A empresa venceu a disputa por viva-voz com a, após ambas apresentarem uma proposta inicial para assumir o Salgado Filho – os envelopes foram entregues na última segunda-feira e apresentados nesta quinta. Em sua primeira oferta, o Fraport havia oferecido o valor de contribuição inicial de R$ 230,5 milhões (correspondente a 25% do lance inicial, mais um ágio sobre o valor mínimo de R$ 123 milhões), superando a oferta de R$ 133,3 milhões feito pela suíça Zurich.
No viva-voz, foram alternadas sete propostas, com diferença de valores de cerca de R$ 10 milhões sobre os lances anteriores, em uma disputa que levou uma hora e meia e era intercalada também por propostas pelos outros aeroportos no pleito (Florianópolis, Fortaleza e Salvador). A proposta vencedora foi de R$ 290,512 milhões.
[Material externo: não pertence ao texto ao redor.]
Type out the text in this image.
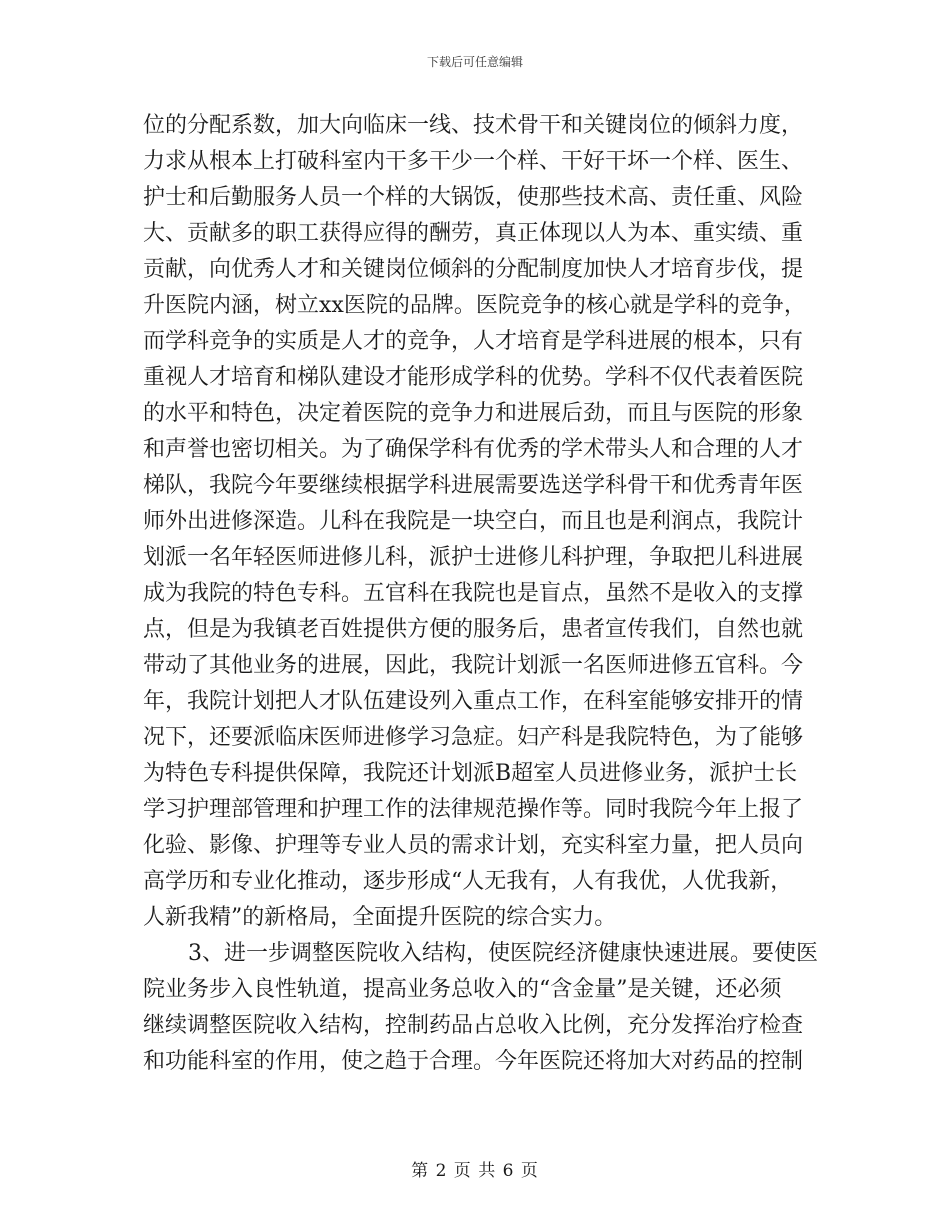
下载后可任意编辑
位的分配系数，加大向临床一线、技术骨干和关键岗位的倾斜力度，
力求从根本上打破科室内干多干少一个样、干好干坏一个样、医生、
护士和后勤服务人员一个样的大锅饭，使那些技术高、责任重、风险
大、贡献多的职工获得应得的酬劳，真正体现以人为本、重实绩、重
贡献，向优秀人才和关键岗位倾斜的分配制度加快人才培育步伐，提
升医院内涵，树立xx医院的品牌。医院竞争的核心就是学科的竞争，
而学科竞争的实质是人才的竞争，人才培育是学科进展的根本，只有
重视人才培育和梯队建设才能形成学科的优势。学科不仅代表着医院
的水平和特色，决定着医院的竞争力和进展后劲，而且与医院的形象
和声誉也密切相关。为了确保学科有优秀的学术带头人和合理的人才
梯队，我院今年要继续根据学科进展需要选送学科骨干和优秀青年医
师外出进修深造。儿科在我院是一块空白，而且也是利润点，我院计
划派一名年轻医师进修儿科，派护士进修儿科护理，争取把儿科进展
成为我院的特色专科。五官科在我院也是盲点，虽然不是收入的支撑
点，但是为我镇老百姓提供方便的服务后，患者宣传我们，自然也就
带动了其他业务的进展，因此，我院计划派一名医师进修五官科。今
年，我院计划把人才队伍建设列入重点工作，在科室能够安排开的情
况下，还要派临床医师进修学习急症。妇产科是我院特色，为了能够
为特色专科提供保障，我院还计划派B超室人员进修业务，派护士长
学习护理部管理和护理工作的法律规范操作等。同时我院今年上报了
化验、影像、护理等专业人员的需求计划，充实科室力量，把人员向
高学历和专业化推动，逐步形成“人无我有，人有我优，人优我新，
人新我精”的新格局，全面提升医院的综合实力。
3、进一步调整医院收入结构，使医院经济健康快速进展。要使医
院业务步入良性轨道，提高业务总收入的“含金量”是关键，还必须
继续调整医院收入结构，控制药品占总收入比例，充分发挥治疗检查
和功能科室的作用，使之趋于合理。今年医院还将加大对药品的控制
第 2 页 共 6 页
Entre as obrigações contratuais está a necessidade de fazer a ampliação da pista do aeroporto em mais 920 metros, dentro de um prazo de 52 meses após assinar o contrato de concessão, o que deve ocorrer até julho. Também será exigido do grupo vencedor que faça ampliação do terminal de passageiros e erga um novo prédio-estacionamento.

O resultado surpreendeu analistas do setor, que previam pouco interesse pelo terminal gaúcho em razão da complexidade das obras e de um possível ceticismo quanto ao aumento no número de passageiros. O Grupo Fraport opera o aeroporto de Frankfurt, um dos mais movimentados da Alemanha, e mais nove terminais na Europa, Ásia e América do Sul, onde é responsável pelo aeroporto de Lima, no Peru.
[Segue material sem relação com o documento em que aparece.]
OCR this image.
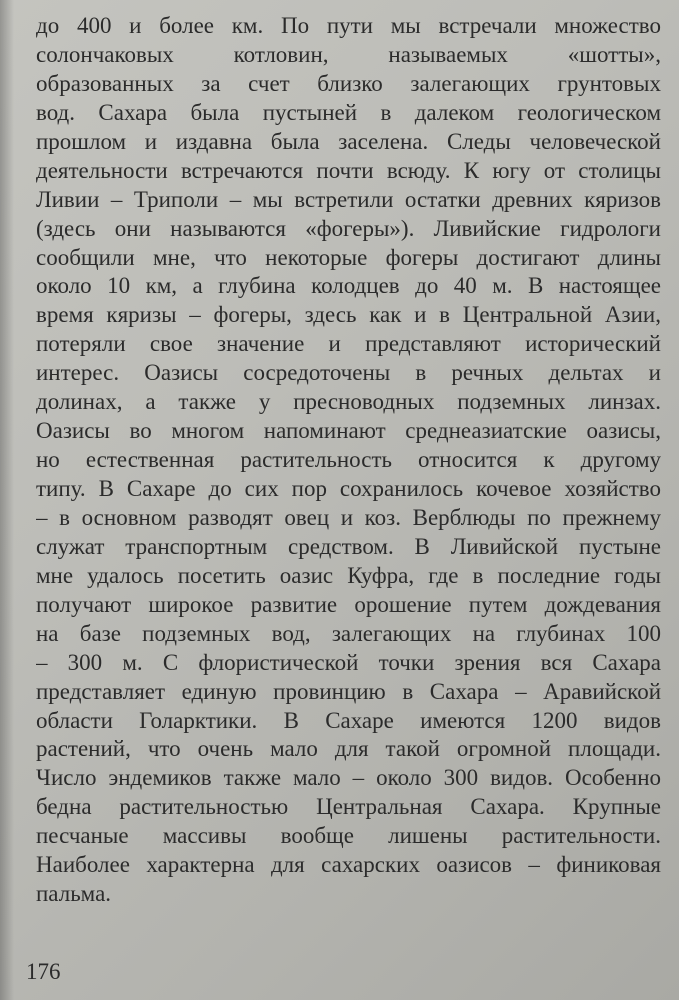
до 400 и более км. По пути мы встречали множество
солончаковых котловин, называемых «шотты»,
образованных за счет близко залегающих грунтовых
вод. Сахара была пустыней в далеком геологическом
прошлом и издавна была заселена. Следы человеческой
деятельности встречаются почти всюду. К югу от столицы
Ливии – Триполи – мы встретили остатки древних кяризов
(здесь они называются «фогеры»). Ливийские гидрологи
сообщили мне, что некоторые фогеры достигают длины
около 10 км, а глубина колодцев до 40 м. В настоящее
время кяризы – фогеры, здесь как и в Центральной Азии,
потеряли свое значение и представляют исторический
интерес. Оазисы сосредоточены в речных дельтах и
долинах, а также у пресноводных подземных линзах.
Оазисы во многом напоминают среднеазиатские оазисы,
но естественная растительность относится к другому
типу. В Сахаре до сих пор сохранилось кочевое хозяйство
– в основном разводят овец и коз. Верблюды по прежнему
служат транспортным средством. В Ливийской пустыне
мне удалось посетить оазис Куфра, где в последние годы
получают широкое развитие орошение путем дождевания
на базе подземных вод, залегающих на глубинах 100
– 300 м. С флористической точки зрения вся Сахара
представляет единую провинцию в Сахара – Аравийской
области Голарктики. В Сахаре имеются 1200 видов
растений, что очень мало для такой огромной площади.
Число эндемиков также мало – около 300 видов. Особенно
бедна растительностью Центральная Сахара. Крупные
песчаные массивы вообще лишены растительности.
Наиболее характерна для сахарских оазисов – финиковая
пальма.
176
O aeroporto de Porto Alegre foi o único entre os quatro leiloados nesta quinta-feira com prazo de concessão mais curto: 25 anos, ante 30 anos dos terminais de Florianópolis, Salvador e Fortaleza (nos quatro casos, há possibilidade de prorrogação por cinco anos). Conforme Renato Sucupira, presidente da BF Capital, empresa que efetuou os estudos de viabilidade dos aeroportos de Porto Alegre e Florianópolis para o leilão, essa decisão se deve à impossibilidade de ampliar o Salgado Filho no ritmo em que se espera que cresça o número de passageiros.
Para elaborar o edital, a Anac previu que até 2042 o fluxo anual de passageiros passaria dos 8,4 milhões em 2015 para 22,8 milhões, demanda superior à capacidade do terminal de Porto Alegre, mesmo que todas as reformas sejam feitas. O aeroporto não suportaria mais cinco anos neste ritmo. Dessa forma, explica Sucupira, a demanda teria de ser deslocada para um segundo aeroporto a ser construído na Região Metropolitana.
"Para atender a todos usuários previstos, seria necessário construir uma segunda pista no Salgado Filho, o que não é possível em razão da limitação das dimensões do terreno, cercado por residências", afirma. "A solução seria um novo aeroporto". 
A tese gera controvérsias. Especialistas em aviação dizem que os números da Anac são superestimados, e não retratam a realidade do crescimento de passageiros. O terminal porto-alegrense é apresentado no edital com um movimento defasado: em 2016, o uso do aeroporto caiu de 8,4 milhões para 7,6 milhões de passageiros, e, para chegar ao número estipulado pela Anac, o Salgado Filho teria de triplicar a demanda, o que é considerado improvável.
"A previsão da Anac é utópica", alerta Paulo Menzel, da Agenda 2020. "Nenhum aeroporto no mundo conseguiu triplicar a demanda em 25 anos, e se considerarmos as dificuldades na economia e a perda de até 40 voos diários do Salgado Filho nos últimos anos, essa hipótese fica ainda mais remota".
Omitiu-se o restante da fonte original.